The part dedicated to photography is represented by Robert Mapplethorpe, and then Irving Penn, who abstracts a detail with gold leaf and makes abstract what is not. And then Nobuyoshi Araki, who squeezes and forces the bodies of his models with ropes. Or those who provoke using diversity, like Oliviero Toscani. Jaques Sono (1949 Belgium) instead transforms the body into a manifesto of uniqueness, bringing on display (unique case, here) the representation of a male torso.
 An ironic Dalí makes snails of breasts, Luoise Bourgeois makes them a roof for a waiting belly, showing both the inside and the outside without any prejudice or shame. Charlotte Colbert's Mastectomy Mameria (1987) is a monument to the power, regenerative nature and potential of the body, gushing like a waterfall. Aurora Pellizzi (1983, Mexico) plays with textiles and the irresistible desire to touch, transforming two breasts into one of those magical figures from Rubin's vase, which here, entitled The Kiss, removes any doubts.
 
 Artwork by  Robert Mapplethorp. Photo: press
 
Finally Laure Prouvost, who extracts two giant breasts and transforms them into objects of her own individuality, is the prelude to Four For See Beauties, a 15-minute video shot in 2022, which with new sweetness immerses you in a story of maternal love and marine images to remind us of the flow of life stages.
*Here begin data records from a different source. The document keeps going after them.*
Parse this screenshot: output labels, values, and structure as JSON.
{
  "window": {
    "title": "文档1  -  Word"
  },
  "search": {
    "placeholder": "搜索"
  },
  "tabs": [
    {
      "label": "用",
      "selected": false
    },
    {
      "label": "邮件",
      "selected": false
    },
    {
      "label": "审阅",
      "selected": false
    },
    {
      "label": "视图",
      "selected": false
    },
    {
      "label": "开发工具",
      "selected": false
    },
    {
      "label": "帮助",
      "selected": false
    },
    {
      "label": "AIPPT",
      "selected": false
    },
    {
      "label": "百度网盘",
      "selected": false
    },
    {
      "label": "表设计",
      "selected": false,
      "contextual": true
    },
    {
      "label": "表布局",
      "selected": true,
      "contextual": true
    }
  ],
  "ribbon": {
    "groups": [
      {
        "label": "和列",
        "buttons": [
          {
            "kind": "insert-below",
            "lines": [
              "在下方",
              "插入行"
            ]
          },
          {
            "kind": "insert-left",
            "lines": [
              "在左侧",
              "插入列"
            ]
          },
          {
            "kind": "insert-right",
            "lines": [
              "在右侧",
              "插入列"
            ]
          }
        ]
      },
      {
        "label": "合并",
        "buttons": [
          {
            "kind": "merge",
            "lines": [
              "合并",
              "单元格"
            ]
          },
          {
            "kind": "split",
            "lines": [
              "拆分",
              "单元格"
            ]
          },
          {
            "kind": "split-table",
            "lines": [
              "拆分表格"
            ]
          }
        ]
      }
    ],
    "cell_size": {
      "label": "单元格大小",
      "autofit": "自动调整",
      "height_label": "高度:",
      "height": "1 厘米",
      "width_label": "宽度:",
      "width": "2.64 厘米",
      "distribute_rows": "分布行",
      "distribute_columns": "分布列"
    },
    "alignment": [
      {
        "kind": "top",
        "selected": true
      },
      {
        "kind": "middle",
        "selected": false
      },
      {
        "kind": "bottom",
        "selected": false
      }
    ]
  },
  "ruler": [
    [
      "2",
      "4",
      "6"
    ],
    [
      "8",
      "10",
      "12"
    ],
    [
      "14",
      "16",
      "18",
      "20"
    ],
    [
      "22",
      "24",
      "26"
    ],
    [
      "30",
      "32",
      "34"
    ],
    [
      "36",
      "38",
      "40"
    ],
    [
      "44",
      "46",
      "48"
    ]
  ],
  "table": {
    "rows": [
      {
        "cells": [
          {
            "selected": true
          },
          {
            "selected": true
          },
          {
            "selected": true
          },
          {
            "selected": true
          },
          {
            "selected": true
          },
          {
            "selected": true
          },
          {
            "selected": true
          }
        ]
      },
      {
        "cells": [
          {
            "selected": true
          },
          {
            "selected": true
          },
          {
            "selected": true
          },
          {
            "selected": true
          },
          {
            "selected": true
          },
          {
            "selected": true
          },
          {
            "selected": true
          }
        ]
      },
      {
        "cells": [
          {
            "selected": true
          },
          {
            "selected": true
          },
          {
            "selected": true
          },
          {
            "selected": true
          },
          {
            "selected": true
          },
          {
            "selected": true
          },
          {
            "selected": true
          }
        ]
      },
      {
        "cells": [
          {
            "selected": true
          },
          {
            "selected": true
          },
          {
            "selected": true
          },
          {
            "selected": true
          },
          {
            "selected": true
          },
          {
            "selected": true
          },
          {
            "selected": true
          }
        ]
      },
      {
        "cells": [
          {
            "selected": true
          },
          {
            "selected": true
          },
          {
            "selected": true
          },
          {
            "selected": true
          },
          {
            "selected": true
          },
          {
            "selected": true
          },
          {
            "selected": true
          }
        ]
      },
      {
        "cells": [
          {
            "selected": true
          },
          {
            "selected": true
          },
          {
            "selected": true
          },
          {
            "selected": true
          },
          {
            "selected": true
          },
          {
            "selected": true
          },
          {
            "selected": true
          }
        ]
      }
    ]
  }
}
 This exhibition should be explored with curiosity and lightheartedness, through the eyes of a child. Discovering a much loved and represented form, symbol of one of the most primordial attachments we have, which must go beyond limiting prejudices or modesty. Breasts contains within itself the right ideas to ask why, even today, the female body produces so much fuss if revealed and declared, as if we always had to draw up a ranking of saints and sinners (when, in fact, everyone wants it).
All the rooms have high and historical, commercial and dreamlike references, always gaming as a distinctive theme. But if it is true that a breast cannot fit without a meaning, it would be nice if this exhibition could be a transversal container where we could wander around freely, choosing which dress we would most like to wear at that moment. And taking care of it, as you have to do with everything else.